Wednesday, March 30, 2011

Adventures with Ron

Coconut rice is my new favorite food
Cartagena is a tourist's town, a sort of real-life Disney World where the only way to pay a reasonable price for something is to laugh at the first quote and then offer something less than half, whether it's for a boat ride or a streetside soda.  That said, if you know where to look, you can pay less that $3 USD for a feast of fish soup, coconut rice, salad, patacones (fried savory plantains) and a whole fried fish, which we basically ate two meals a day.

On our third day in Cartagena, Molly, Doyle and I left the city to go to Playa Blanca, an isolated beach on the nearby island of Barú.  When we made it to the marina, at 10:30 in the morning, all of the official boats to the island had already left.  Molly went up to a ticket window and asked if there was any way to get there before the following day.

"Legally?" the ticket woman said.  "No.  But you can go illegally."

So we did.  We found a man waiting for tourists in just such a situation who promised to get us to Playa Blanca in his uncle Eliezer's fishing boat.  First, though, we had to go to the island town of Bocachica to get around paying a port tax.  The man herded us into a water taxi, where we waited for at least a half-hour as it filled up way past any reasonable capacity with locals returning home with shopping bags full of groceries, ice creams, and in one case, a desktop computer. 

Cartagena's colonial Old Town
The taxi took us past where the brown water surrounding Cartagena turned cotton-candy blue, past shantytowns where pigs picked through garbage-strewn yards, past stone-wall fortifications left over from when the Carribbean was a pirate-infested battleground.  At the last stop, Eliezer greeted us at the dock and took the money we'd refused to hand over on the mainland, and then led us to the second boat, a rickety little motorboat captained by a mute fisherman who turned over his cutting board to make a seat for Molly and Doyle. 

The ride from Bocachica to Playa Blanca sorely tested the integrity of the little boat's hull, but blessedly we never quite lost sight of land.  Finally, we turned a corner and the Playa appeared.
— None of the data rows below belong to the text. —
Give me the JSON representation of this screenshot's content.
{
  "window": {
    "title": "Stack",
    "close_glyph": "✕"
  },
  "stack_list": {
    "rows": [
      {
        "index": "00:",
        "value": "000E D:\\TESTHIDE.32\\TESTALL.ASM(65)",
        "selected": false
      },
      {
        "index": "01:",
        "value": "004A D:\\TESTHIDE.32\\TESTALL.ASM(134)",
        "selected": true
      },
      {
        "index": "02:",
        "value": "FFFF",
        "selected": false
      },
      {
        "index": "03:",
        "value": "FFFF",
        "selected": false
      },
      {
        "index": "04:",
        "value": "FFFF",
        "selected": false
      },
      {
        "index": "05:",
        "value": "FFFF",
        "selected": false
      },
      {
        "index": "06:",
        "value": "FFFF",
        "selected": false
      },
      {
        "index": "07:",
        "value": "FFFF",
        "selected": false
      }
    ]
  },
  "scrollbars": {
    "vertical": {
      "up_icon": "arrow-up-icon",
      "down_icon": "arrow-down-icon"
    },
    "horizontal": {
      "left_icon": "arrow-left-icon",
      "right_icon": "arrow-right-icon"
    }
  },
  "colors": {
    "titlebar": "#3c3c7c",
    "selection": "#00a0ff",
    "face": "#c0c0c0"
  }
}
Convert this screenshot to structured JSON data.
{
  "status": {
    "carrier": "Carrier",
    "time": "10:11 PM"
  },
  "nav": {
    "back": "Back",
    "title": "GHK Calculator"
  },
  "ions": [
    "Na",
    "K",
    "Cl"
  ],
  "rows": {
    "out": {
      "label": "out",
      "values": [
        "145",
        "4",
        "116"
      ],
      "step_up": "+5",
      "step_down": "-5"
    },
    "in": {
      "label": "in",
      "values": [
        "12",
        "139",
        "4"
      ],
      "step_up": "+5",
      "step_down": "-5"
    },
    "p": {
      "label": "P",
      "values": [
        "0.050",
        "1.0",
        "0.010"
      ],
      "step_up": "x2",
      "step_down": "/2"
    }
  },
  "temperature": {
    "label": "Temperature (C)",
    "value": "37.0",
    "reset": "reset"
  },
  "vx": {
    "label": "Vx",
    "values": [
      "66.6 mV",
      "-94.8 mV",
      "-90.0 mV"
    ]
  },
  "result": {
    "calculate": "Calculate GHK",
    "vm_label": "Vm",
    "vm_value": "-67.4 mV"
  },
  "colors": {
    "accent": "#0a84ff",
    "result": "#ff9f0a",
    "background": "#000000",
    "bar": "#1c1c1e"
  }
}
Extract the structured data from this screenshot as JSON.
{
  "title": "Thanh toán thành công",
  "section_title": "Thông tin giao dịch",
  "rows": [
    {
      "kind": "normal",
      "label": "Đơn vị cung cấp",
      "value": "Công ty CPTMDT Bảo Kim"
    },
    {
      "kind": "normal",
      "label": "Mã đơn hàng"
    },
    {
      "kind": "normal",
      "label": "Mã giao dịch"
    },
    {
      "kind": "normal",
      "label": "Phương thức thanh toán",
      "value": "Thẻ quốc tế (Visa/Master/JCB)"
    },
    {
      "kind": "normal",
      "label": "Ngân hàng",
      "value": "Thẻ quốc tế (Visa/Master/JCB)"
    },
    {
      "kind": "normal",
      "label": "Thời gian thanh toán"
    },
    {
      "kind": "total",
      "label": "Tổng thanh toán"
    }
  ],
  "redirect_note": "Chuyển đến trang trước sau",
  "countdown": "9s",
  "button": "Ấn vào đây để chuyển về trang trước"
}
The beach is narrow, as evidenced in the picture, and lined with various thatch-roof restaurants and campgrounds where you can rent a not-particularly-comfortable hammock for 7,000 COP per night.  We found some friends from our hostel in Cartagena, rented hammocks where they were staying, and jumped in the water, which was salty and warm and perfect for swimming.

This paradise is the reason all of my pictures are stock photos
The next two days were filled with a lot of doing nothing.  Drinking the bottle of ron we brought from the mainland, mixed with warm Coke or fresh tropical juices; snorkeling; haggling for more meals of fish and rice than I care to remember; eating the best mangoes in the world, sold to us by a toothless local who earned the name Mango Mama and who underestimated our Spanish enough that she bragged to a friend how much money she had made off of us while we sat there and listened.  I let myself get lulled into the carefree island mindset and got my camera stolen, the nice one with all my pictures on it, so I'm now dependent on my companions for all photos and my dear readers are stuck with pictures I've stolen from elsewhere on the internet for a little bit longer.

My sunburn is fading into an itchy tan, the last of the sand is gone from my ears, and I'm glad to be back in Bogotá, this rainy mountain city that feels like it's someone's home.  For all of Cartagena's beauty, natural and architectural, it lacks a sense that real people live there.